To begin, the patient was palliated in the neonatal period with branch pulmonary artery banding (PAB). Ductal patency was then maintained with a prostaglandin infusion through to definitive surgical repair date.
A redo median sternotomy and extensive dissection was then performed. The ascending aorta was 2mm in diameter. There was an anomalous origin of the right subclavian artery from the proximal descending thoracic aorta. The right carotid artery was isolated and anastomosed to a Gore-Tex tube graft. The graft, LSVC, and IVC were cannulated, and CPB was initiated.
Next, antegrade cerebral perfusion was initiated. Then, the graft was sewn onto the carotid artery distally enough so that the proximal carotid could have the right subclavian artery reimplanted into it. The anomalous right subclavian artery was ligated at its origin with Prolene sutures and divided distally to the ligature. It was mobilized from behind the esophagus and trachea. The proximal carotid artery was incised longitudinally along the inferior aspect, and the subclavian artery was then anastomosed to the carotid artery in an end-to-side fashion.

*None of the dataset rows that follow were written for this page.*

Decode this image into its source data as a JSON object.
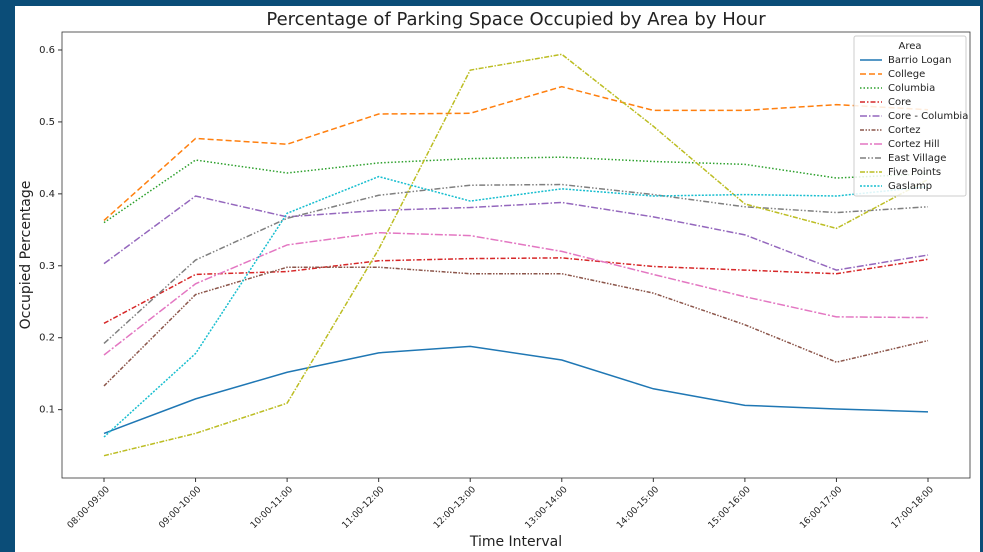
{
  "chart_data": {
    "type": "line",
    "title": "Percentage of Parking Space Occupied by Area by Hour",
    "x_label": "Time Interval",
    "y_label": "Occupied Percentage",
    "legend_title": "Area",
    "legend": "upper right",
    "categories": [
      "08:00-09:00",
      "09:00-10:00",
      "10:00-11:00",
      "11:00-12:00",
      "12:00-13:00",
      "13:00-14:00",
      "14:00-15:00",
      "15:00-16:00",
      "16:00-17:00",
      "17:00-18:00"
    ],
    "ylim": [
      0.005,
      0.625
    ],
    "yticks": [
      0.1,
      0.2,
      0.3,
      0.4,
      0.5,
      0.6
    ],
    "series": [
      {
        "name": "Barrio Logan",
        "color": "#1f77b4",
        "dash": "",
        "values": [
          0.067,
          0.115,
          0.152,
          0.179,
          0.188,
          0.169,
          0.129,
          0.106,
          0.101,
          0.097
        ]
      },
      {
        "name": "College",
        "color": "#ff7f0e",
        "dash": "6,3",
        "values": [
          0.363,
          0.477,
          0.469,
          0.511,
          0.512,
          0.549,
          0.516,
          0.516,
          0.524,
          0.517
        ]
      },
      {
        "name": "Columbia",
        "color": "#2ca02c",
        "dash": "1.5,2",
        "values": [
          0.36,
          0.447,
          0.429,
          0.443,
          0.449,
          0.451,
          0.445,
          0.441,
          0.422,
          0.428
        ]
      },
      {
        "name": "Core",
        "color": "#d62728",
        "dash": "5,2,1.5,2",
        "values": [
          0.22,
          0.288,
          0.292,
          0.307,
          0.31,
          0.311,
          0.299,
          0.294,
          0.289,
          0.309
        ]
      },
      {
        "name": "Core - Columbia",
        "color": "#9467bd",
        "dash": "7,2,1.5,2",
        "values": [
          0.303,
          0.397,
          0.368,
          0.377,
          0.381,
          0.388,
          0.368,
          0.343,
          0.294,
          0.315
        ]
      },
      {
        "name": "Cortez",
        "color": "#8c564b",
        "dash": "4,1.5,1.5,1.5,1.5,1.5",
        "values": [
          0.133,
          0.26,
          0.298,
          0.298,
          0.289,
          0.289,
          0.262,
          0.218,
          0.166,
          0.196
        ]
      },
      {
        "name": "Cortez Hill",
        "color": "#e377c2",
        "dash": "8,2,2,2",
        "values": [
          0.176,
          0.275,
          0.329,
          0.346,
          0.342,
          0.32,
          0.288,
          0.257,
          0.229,
          0.228
        ]
      },
      {
        "name": "East Village",
        "color": "#7f7f7f",
        "dash": "6,2,1.5,2,1.5,2",
        "values": [
          0.192,
          0.308,
          0.366,
          0.398,
          0.412,
          0.413,
          0.399,
          0.382,
          0.374,
          0.382
        ]
      },
      {
        "name": "Five Points",
        "color": "#bcbd22",
        "dash": "5,1.5,1.5,1.5",
        "values": [
          0.036,
          0.067,
          0.109,
          0.323,
          0.572,
          0.594,
          0.494,
          0.386,
          0.352,
          0.42
        ]
      },
      {
        "name": "Gaslamp",
        "color": "#17becf",
        "dash": "2,1.5",
        "values": [
          0.062,
          0.178,
          0.373,
          0.424,
          0.39,
          0.407,
          0.397,
          0.399,
          0.397,
          0.41
        ]
      }
    ]
  }
}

After this, the branch PAB was de-banded and gently dilated, thus not requiring patch augmentation.
The ductus was divided next. The isthmus was not divided due to absence of a posterior shelf. The descending aorta was mobilized, and the first three sets of intercostal branches were taken. The incision was then completed from the divided ductus and continued along the underside of the aortic arch and lateral ascending aorta. A cutback was made to the left of facing commissure in the pulmonary root. Then, Damus-Kaye-Stansel was performed, the edge of the thoracic aorta and left lateral ascending aorta were joined together, and the anterior arch was reconstructed with a pulmonary homograft.
Next, the secundum ASD was closed, and a ventriculotomy was performed in the right ventricular free wall and enlarged to 15mm. The VSD was enlarged superiorly and anteriorly. Pledget-supported sutures were then placed along inferior rim avoiding injury to the tricuspid valve and conduction system. The ends of the rows were run continuously to complete a baffle. A bovine pericardium was used to create a LV-to-aorta baffle.
Finally, RVOT was reconstructed with 11mm pulmonary homograft with the anterior hood of a bovine pericardium for proximal securement of the conduit to ventriculotomy.
Echo showed good biventricular function with no residual VSD or ASD. However, there was trivial left and right AV valve regurgitation. There was no LVOTO or obstruction through the RV-to-PA conduit.